The kids looked at me oddly, and then at each other. I wasn’t sure if it was because of what I said or because they weren’t used to seeing black kids in their neighborhood.
“Go back to Harlem, jungle bunny,” one of the kids said.
“Yeah, beat it,” said another.
They had me outnumbered four to one. I wasn’t about to pick a fight.
“Look,” I said as politely as possible, “I don’t want any trouble. I just want to know if there’s a store around here that sells baseball cards.”
“A what?” asked one of them, a kid who hadn’t spoken before. He seemed nicer than his friends.
“A store that sells baseball cards.”
“Bubblegum cards?” asked the kid. “Try the grocery on the corner of Flatbush Avenue. He might have some.”
The kid looked familiar to me somehow, but I couldn’t place him.
“Your turn, Flip,” somebody urged the kid.
“Flip?” I asked. “Your last name. It’s not—”
“Valentini,” he replied. “What’s it to ya?”
Flip Valentini! I had traveled back over fifty years and who should I meet up with but the guy who lent me the Jackie Robinson card…as a kid! The world was a strange place.
“Let me give you a piece of advice,” I told Flip Valentini. “Keep your bubblegum cards in a safe place.

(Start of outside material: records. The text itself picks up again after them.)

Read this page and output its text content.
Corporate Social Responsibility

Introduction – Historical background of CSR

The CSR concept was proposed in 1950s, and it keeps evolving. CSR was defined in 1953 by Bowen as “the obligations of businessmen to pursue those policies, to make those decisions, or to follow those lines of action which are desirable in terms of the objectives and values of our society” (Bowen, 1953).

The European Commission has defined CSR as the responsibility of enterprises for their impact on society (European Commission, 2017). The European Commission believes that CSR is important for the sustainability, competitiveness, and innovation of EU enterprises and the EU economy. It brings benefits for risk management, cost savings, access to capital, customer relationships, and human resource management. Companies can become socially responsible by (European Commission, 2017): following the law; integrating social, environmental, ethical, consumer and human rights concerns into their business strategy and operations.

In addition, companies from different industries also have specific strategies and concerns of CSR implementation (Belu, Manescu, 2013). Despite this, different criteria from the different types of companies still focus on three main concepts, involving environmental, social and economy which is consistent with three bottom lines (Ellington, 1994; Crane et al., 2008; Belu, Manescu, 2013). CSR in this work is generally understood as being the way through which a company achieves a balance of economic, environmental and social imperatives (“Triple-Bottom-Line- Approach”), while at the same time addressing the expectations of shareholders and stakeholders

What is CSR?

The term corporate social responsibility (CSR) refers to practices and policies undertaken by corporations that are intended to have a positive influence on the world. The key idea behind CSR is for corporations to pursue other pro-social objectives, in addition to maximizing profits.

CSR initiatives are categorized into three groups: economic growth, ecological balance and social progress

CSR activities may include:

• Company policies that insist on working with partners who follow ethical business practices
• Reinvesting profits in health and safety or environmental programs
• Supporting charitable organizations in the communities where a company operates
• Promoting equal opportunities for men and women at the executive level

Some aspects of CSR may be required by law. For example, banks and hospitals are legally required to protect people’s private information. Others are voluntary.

When you get older and you move out of your mom’s house, take ’em with you. Whatever you do, don’t let her throw them away.”
Flip looked at me like I was nuts and went back to his game. I bought another hot dog from a vendor and headed for the grocery store Flip told me about. The sign on the front of the store said ITALIAN & AMERICAN GROCERIES. SAM HERSKOWITZ.